For its fourth Edition, the Uqbar Biennale pursues Karl Blossfeldt’s vision of nature as a “primeval force.” Exploiting its metafictional virtue, Natureworks: The Next Revolution takes Blossfledt’s creative process to a higher level by turning the Museum inside-out. Exposing the museum’s interior directly to nature removes the aesthetic/conceptual context in which nature has been colonized since the renaissance, leaving only a heightened awareness of what Blossfeldt called the foundation of all form.
The exhibition presents a single art object, namely the Musée d’art contemporain de Montréal. The Museum will undergo one simple modification. We have lifted the roof to let nature in and instructed the museum staff to cease sanitizing the five gallery spaces Uqbar will occupy for the duration of this exhibit.

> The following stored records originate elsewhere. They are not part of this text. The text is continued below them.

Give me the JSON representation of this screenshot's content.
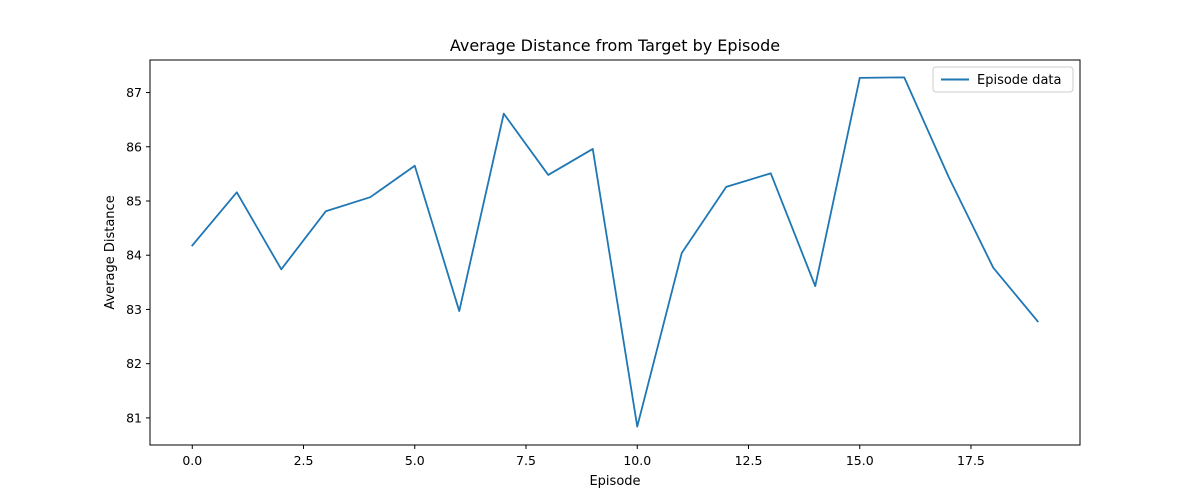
{
  "chart_data": {
    "type": "line",
    "title": "Average Distance from Target by Episode",
    "xlabel": "Episode",
    "ylabel": "Average Distance",
    "xlim": [
      -0.95,
      19.95
    ],
    "ylim": [
      80.5,
      87.6
    ],
    "xticks": [
      0.0,
      2.5,
      5.0,
      7.5,
      10.0,
      12.5,
      15.0,
      17.5
    ],
    "xtick_labels": [
      "0.0",
      "2.5",
      "5.0",
      "7.5",
      "10.0",
      "12.5",
      "15.0",
      "17.5"
    ],
    "yticks": [
      81,
      82,
      83,
      84,
      85,
      86,
      87
    ],
    "ytick_labels": [
      "81",
      "82",
      "83",
      "84",
      "85",
      "86",
      "87"
    ],
    "grid": false,
    "legend_position": "top-right",
    "series": [
      {
        "name": "Episode data",
        "color": "#1f77b4",
        "x": [
          0,
          1,
          2,
          3,
          4,
          5,
          6,
          7,
          8,
          9,
          10,
          11,
          12,
          13,
          14,
          15,
          16,
          17,
          18,
          19
        ],
        "y": [
          84.18,
          85.16,
          83.74,
          84.81,
          85.07,
          85.65,
          82.97,
          86.61,
          85.48,
          85.96,
          80.84,
          84.04,
          85.26,
          85.51,
          83.43,
          87.27,
          87.28,
          85.44,
          83.77,
          82.78
        ]
      }
    ]
  }
}
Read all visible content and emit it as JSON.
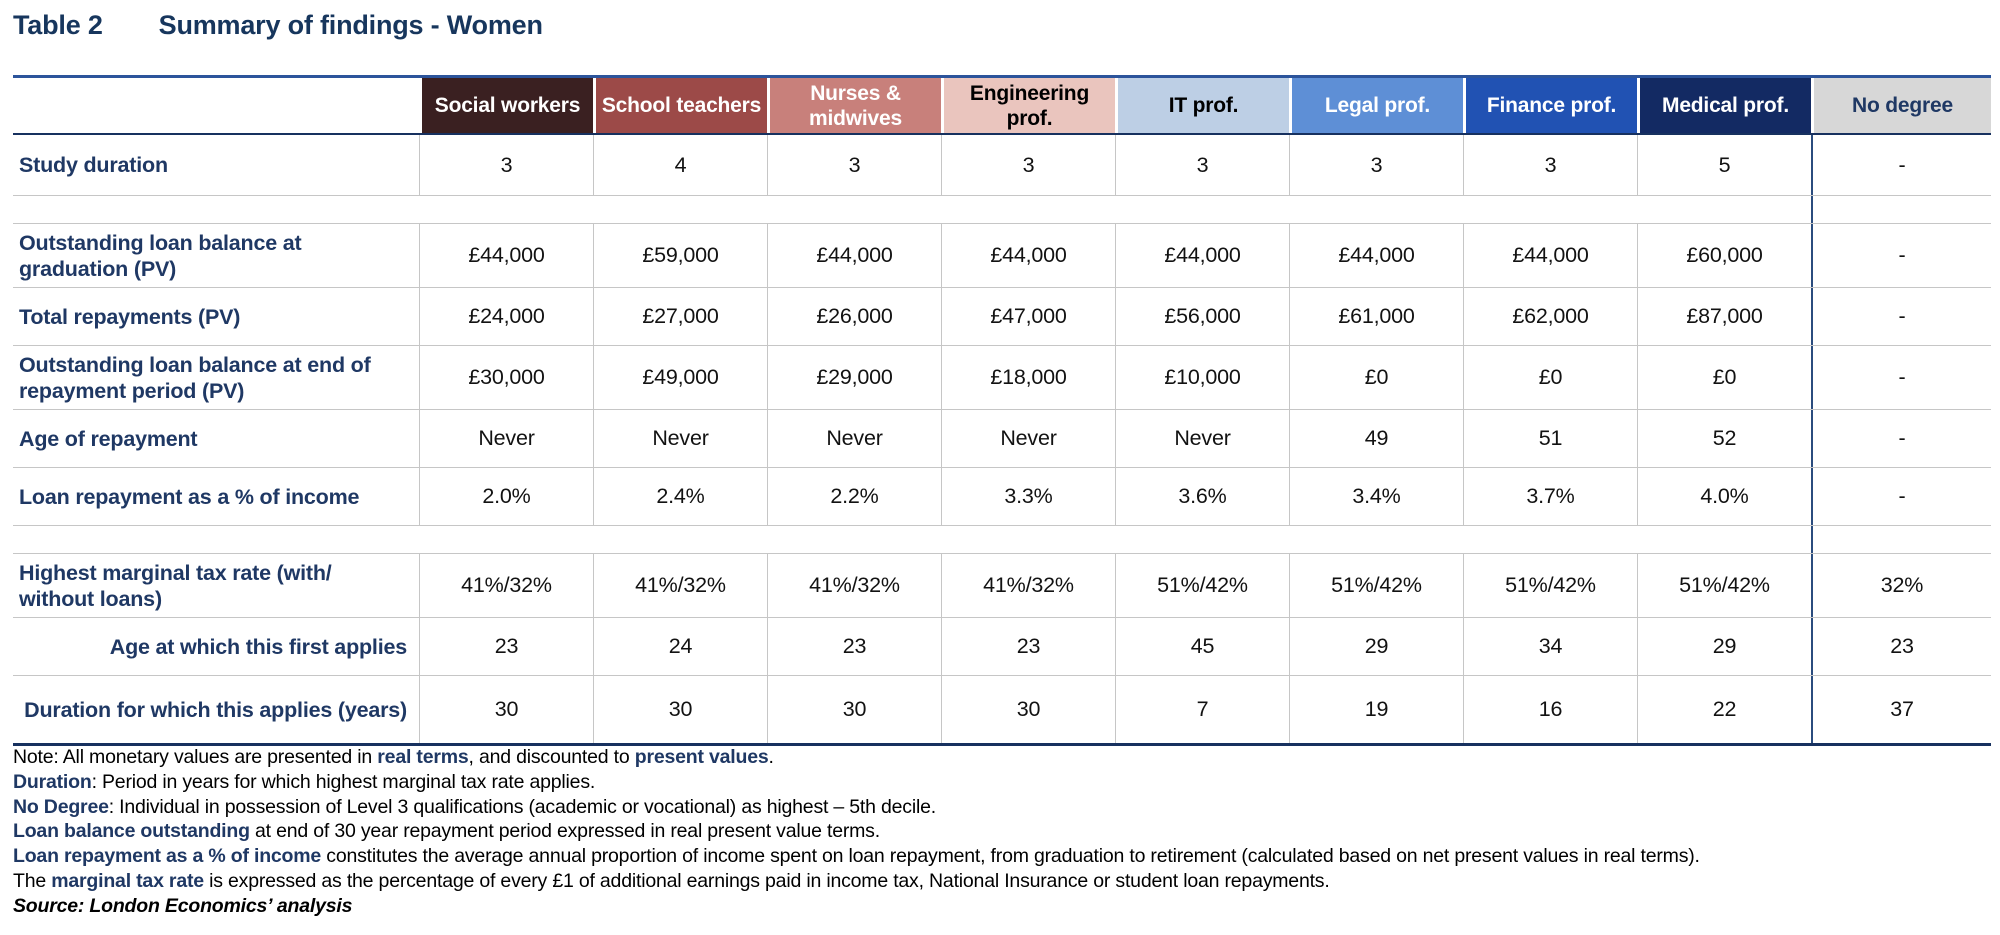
{
  "title": {
    "label": "Table 2",
    "heading": "Summary of findings - Women"
  },
  "colors": {
    "navy_text": "#1F3864",
    "title_navy": "#17365D",
    "top_border": "#2C549B",
    "bottom_border": "#17315F",
    "gridline_gray": "#C6C6C6",
    "nodegree_divider": "#2B4C7E"
  },
  "table": {
    "columns": [
      {
        "label": "Social workers",
        "bg": "#3A2021",
        "fg": "#FFFFFF"
      },
      {
        "label": "School teachers",
        "bg": "#9C4A48",
        "fg": "#FFFFFF"
      },
      {
        "label": "Nurses & midwives",
        "bg": "#C8807B",
        "fg": "#FFFFFF"
      },
      {
        "label": "Engineering prof.",
        "bg": "#EAC5BE",
        "fg": "#000000"
      },
      {
        "label": "IT prof.",
        "bg": "#BDCFE5",
        "fg": "#000000"
      },
      {
        "label": "Legal prof.",
        "bg": "#5E8FD6",
        "fg": "#FFFFFF"
      },
      {
        "label": "Finance prof.",
        "bg": "#2152B3",
        "fg": "#FFFFFF"
      },
      {
        "label": "Medical prof.",
        "bg": "#132A63",
        "fg": "#FFFFFF"
      },
      {
        "label": "No degree",
        "bg": "#D7D7D7",
        "fg": "#1F3864"
      }
    ],
    "rows": [
      {
        "type": "data",
        "label": "Study duration",
        "align": "left",
        "values": [
          "3",
          "4",
          "3",
          "3",
          "3",
          "3",
          "3",
          "5",
          "-"
        ]
      },
      {
        "type": "spacer"
      },
      {
        "type": "data",
        "label": "Outstanding loan balance at graduation (PV)",
        "align": "left",
        "values": [
          "£44,000",
          "£59,000",
          "£44,000",
          "£44,000",
          "£44,000",
          "£44,000",
          "£44,000",
          "£60,000",
          "-"
        ]
      },
      {
        "type": "data",
        "label": "Total repayments (PV)",
        "align": "left",
        "values": [
          "£24,000",
          "£27,000",
          "£26,000",
          "£47,000",
          "£56,000",
          "£61,000",
          "£62,000",
          "£87,000",
          "-"
        ]
      },
      {
        "type": "data",
        "label": "Outstanding loan balance at end of repayment period (PV)",
        "align": "left",
        "values": [
          "£30,000",
          "£49,000",
          "£29,000",
          "£18,000",
          "£10,000",
          "£0",
          "£0",
          "£0",
          "-"
        ]
      },
      {
        "type": "data",
        "label": "Age of repayment",
        "align": "left",
        "values": [
          "Never",
          "Never",
          "Never",
          "Never",
          "Never",
          "49",
          "51",
          "52",
          "-"
        ]
      },
      {
        "type": "data",
        "label": "Loan repayment as a % of income",
        "align": "left",
        "values": [
          "2.0%",
          "2.4%",
          "2.2%",
          "3.3%",
          "3.6%",
          "3.4%",
          "3.7%",
          "4.0%",
          "-"
        ]
      },
      {
        "type": "spacer"
      },
      {
        "type": "data",
        "label": "Highest marginal tax rate (with/ without loans)",
        "align": "left",
        "values": [
          "41%/32%",
          "41%/32%",
          "41%/32%",
          "41%/32%",
          "51%/42%",
          "51%/42%",
          "51%/42%",
          "51%/42%",
          "32%"
        ]
      },
      {
        "type": "data",
        "label": "Age at which this first applies",
        "align": "right",
        "values": [
          "23",
          "24",
          "23",
          "23",
          "45",
          "29",
          "34",
          "29",
          "23"
        ]
      },
      {
        "type": "data",
        "label": "Duration for which this applies (years)",
        "align": "right",
        "values": [
          "30",
          "30",
          "30",
          "30",
          "7",
          "19",
          "16",
          "22",
          "37"
        ]
      }
    ]
  },
  "footnotes": [
    [
      {
        "t": "Note: All monetary values are presented in ",
        "s": "n"
      },
      {
        "t": "real terms",
        "s": "b"
      },
      {
        "t": ", and discounted to ",
        "s": "n"
      },
      {
        "t": "present values",
        "s": "b"
      },
      {
        "t": ".",
        "s": "n"
      }
    ],
    [
      {
        "t": "Duration",
        "s": "b"
      },
      {
        "t": ": Period in years for which highest marginal tax rate applies.",
        "s": "n"
      }
    ],
    [
      {
        "t": "No Degree",
        "s": "b"
      },
      {
        "t": ": Individual in possession of Level 3 qualifications (academic or vocational) as highest – 5th decile.",
        "s": "n"
      }
    ],
    [
      {
        "t": "Loan balance outstanding",
        "s": "b"
      },
      {
        "t": " at end of 30 year repayment period expressed in real present value terms.",
        "s": "n"
      }
    ],
    [
      {
        "t": "Loan repayment as a % of income",
        "s": "b"
      },
      {
        "t": " constitutes the average annual proportion of income spent on loan repayment, from graduation to retirement (calculated based on net present values in real terms).",
        "s": "n"
      }
    ],
    [
      {
        "t": "The ",
        "s": "n"
      },
      {
        "t": "marginal tax rate",
        "s": "b"
      },
      {
        "t": " is expressed as the percentage of every £1 of additional earnings paid in income tax, National Insurance or student loan repayments.",
        "s": "n"
      }
    ],
    [
      {
        "t": "Source: London Economics’ analysis",
        "s": "si"
      }
    ]
  ]
}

Natureworks: The Next Revolution was first inspired by a vision of an exhibit of landscape photographs where small rectangles of controlled and extracted nature hang on the walls of a white cube. In this we saw the relationship between the two cerebral hemispheres. The landscape photographs represent the sensing, experiential right brain which thrives upon connection to the world living in a cage built by the linear and rational left brain. The right brain can be seen as a microcosm of nature within us. Since it operates in a nonlinear fashion, it is often compared to a parallel processor; yet it is more likely that the current that carries associations, shapes, sounds and memory through its neural pathways is precisely the same “primeval force” that dries algae along the shore or directs the crow across the sky. Given the fact that the dominant left brain is also the architect of civilization, our world is more or less a white cube. The revolution the title refers to is within us.
The works exhibited are direct transcriptions of the “primeval force” of the world. The Museum itself might be seen as a metaphor for a future civilization in which the two hemispheres of the brain have equal standing.